Claire Levier, 37 ans, a ramené des jouets que ses enfants "n'utilisent plus". "J'ai l'habitude d'acheter et vendre sur Vinted ou LeBonCoin, mais venir en magasin c'est beaucoup plus simple, je n'ai pas à envoyer des colis. Et les prix de l'occasion sont intéressants aussi, par les temps qui courent", dit-elle.
- Un jouet d'occasion pour Noël ? -
Preuve que le jouet de seconde main s'ancre dans les habitudes de consommation, "54% des Français en ont déjà acheté un au cours des 12 derniers mois", indique Frédérique Tutt, analyste monde pour NPD, cabinet qui fait référence pour le marché du jouet et qui a réalisé une étude fin juin auprès de 1.022 personnes.

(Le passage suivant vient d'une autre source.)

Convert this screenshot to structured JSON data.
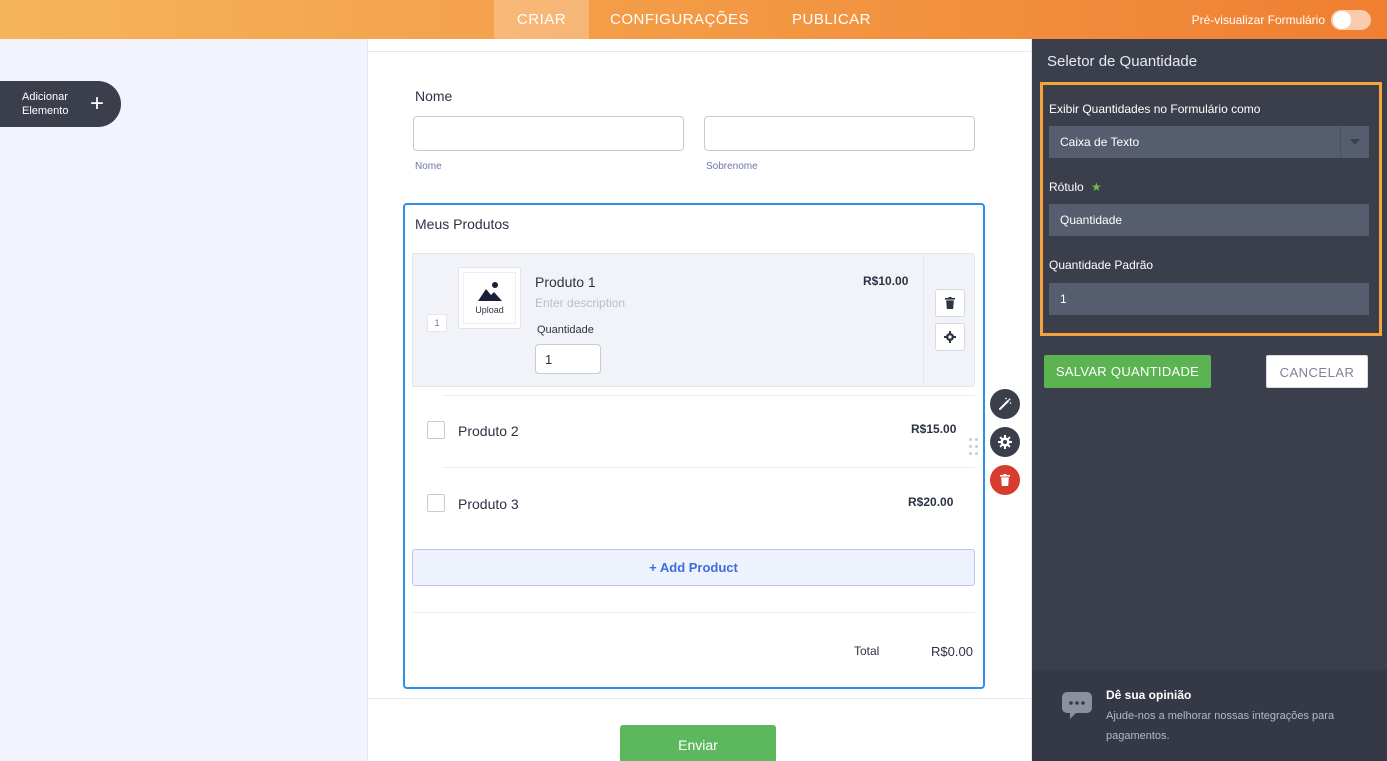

"C'est une vraie tendance qui est en train de rentrer dans les moeurs. Il y a un dernier cap à passer, est-ce qu'on offrira de l'occasion à Noël?", renchérit Catherine de Bleeker, directrice générale d'Oxybul Eveil et Jeux.
Cette enseigne, qui organisait deux fois par an des "trocs" de jouets et livres, installe en ce mois d'octobre des corners permanents de seconde main au coeur de ses 25 magasins.
"Depuis l'appli IDTroc, on prend la photo du produit, on fixe son prix, on imprime un code barre puis on le dépose en magasin. L'équipe contrôle son bon état avant la mise en rayon, le montant sera ensuite crédité en carte cadeau. Et on vend beaucoup plus que si on dépose sur une plateforme", affirme Mme De Bleeker.
JouéClub proposera également début 2023 une opération de revente "sous forme événementielle", baptisée Troc O'Joué" dans ses 290 magasins, après deux tests "très satisfaisants" en 2021 et 2022.
Certaines boutiques indépendantes proposent déjà depuis des années un rayon occasions, comme Sous le Préau, dans le 9e arrondissement de Paris, où Mélusine De Moulins a installé plusieurs étagères avec des jeux, livres, rollers et même une petite cuisine pour enfant.
"J'ai besoin que mon métier soit aussi un peu social, c'est un désir de partage, pour des parents avec un peu moins d'argent, ou des nounous qui veulent faire des cadeaux moins chers", résume-t-elle, précisant qu'un tiers du prix de vente sera reversé à une association.